Our most influential culture, though, was that of the cowboy. The range life was a solitary one, and holidays meant a rare chance to socialize. Most towns held a dance, and cowboys would ride all day to attend. Caroling was a mite civilized for early Texas tastes, so cowboys initiated the Christmas serenade, a shivareelike procession whose sole purpose was to make a huge commotion. On Christmas morning they settled down long enough for a church service or a few impromptu prayers; for all their horseplay, cowboys were believers. Later in the day, married couples invited them in for revelry and chow; they reciprocated by smuggling in trinkets for the children, who surely redoubled their faith in Santa when goodies miraculously appeared in their stockings, with not a store for miles. Texas kids, J. Evetts Haley wrote, “knew exactly what Santa’s sled and reindeer looked like”—after all, they grew up around harness and livestock.

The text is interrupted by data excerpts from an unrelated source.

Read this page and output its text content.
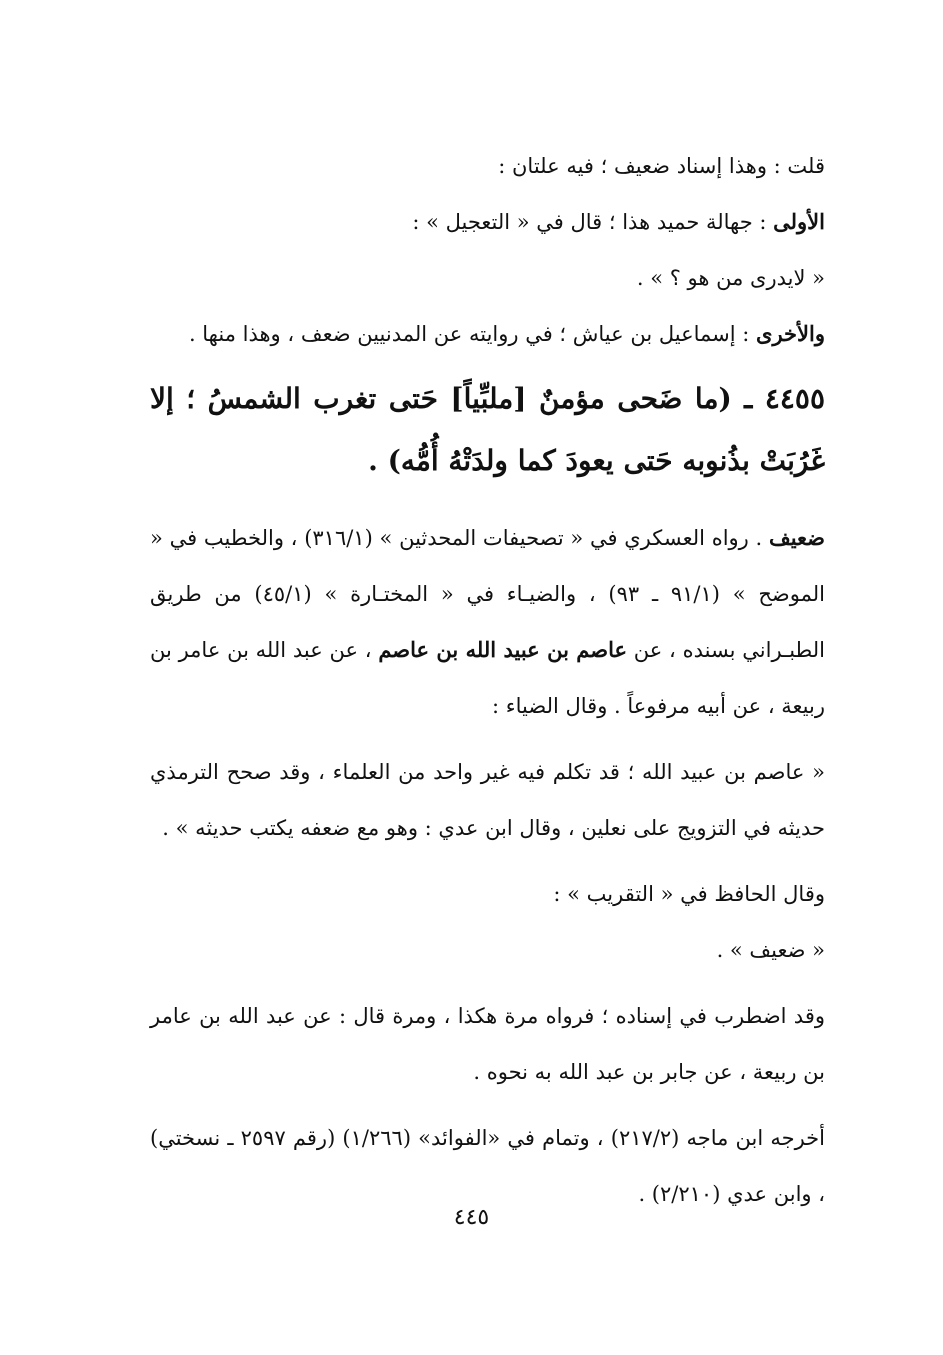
قلت : وهذا إسناد ضعيف ؛ فيه علتان :

الأولى : جهالة حميد هذا ؛ قال في « التعجيل » :

« لايدرى من هو ؟ » .

والأخرى : إسماعيل بن عياش ؛ في روايته عن المدنيين ضعف ، وهذا منها .

٤٤٥٥ ـ (ما ضَحى مؤمنٌ [ملبِّياً] حَتى تغرب الشمسُ ؛ إلا غَرُبَتْ بذُنوبه حَتى يعودَ كما ولدَتْهُ أُمُّه) .

ضعيف . رواه العسكري في « تصحيفات المحدثين » (٣١٦/١) ، والخطيب في « الموضح » (٩١/١ ـ ٩٣) ، والضيـاء في « المختـارة » (٤٥/١) من طريق الطبـراني بسنده ، عن عاصم بن عبيد الله بن عاصم ، عن عبد الله بن عامر بن ربيعة ، عن أبيه مرفوعاً . وقال الضياء :

« عاصم بن عبيد الله ؛ قد تكلم فيه غير واحد من العلماء ، وقد صحح الترمذي حديثه في التزويج على نعلين ، وقال ابن عدي : وهو مع ضعفه يكتب حديثه » .

وقال الحافظ في « التقريب » :

« ضعيف » .

وقد اضطرب في إسناده ؛ فرواه مرة هكذا ، ومرة قال : عن عبد الله بن عامر بن ربيعة ، عن جابر بن عبد الله به نحوه .

أخرجه ابن ماجه (٢١٧/٢) ، وتمام في «الفوائد» (١/٢٦٦) (رقم ٢٥٩٧ ـ نسختي) ، وابن عدي (٢/٢١٠) .

٤٤٥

Not so commonplace on the frontier was overindulgence, but during the holidays even thrifty Texans enjoyed this most universal of Christmas traditions. Cooks cheerfully used up hoards of dried fruit and sugar to make treats like fruitcake, an old Texas favorite, but the real delicacies were fresh foods brought in for the occasion. Bertha McKee Dobie remembered her father’s once asking “the name of that vegetable that is shipped in at Christmas.” It was celery. Eggs went for eggnog; oranges were sugarplums. The high point of any gathering might well have been the whiskey, for Christmas was one day when drinking could be done in public and to excess.
Excess has become a Texas tradition too. We always try to be the biggest, the noisiest, the best. We string colored lights on everything from fences to pump jacks, drink Noche Buena instead of wassail, and ring cowbells instead of sleigh bells. Who needs snow-covered pine trees anyway? They just block out the stars in our big December sky.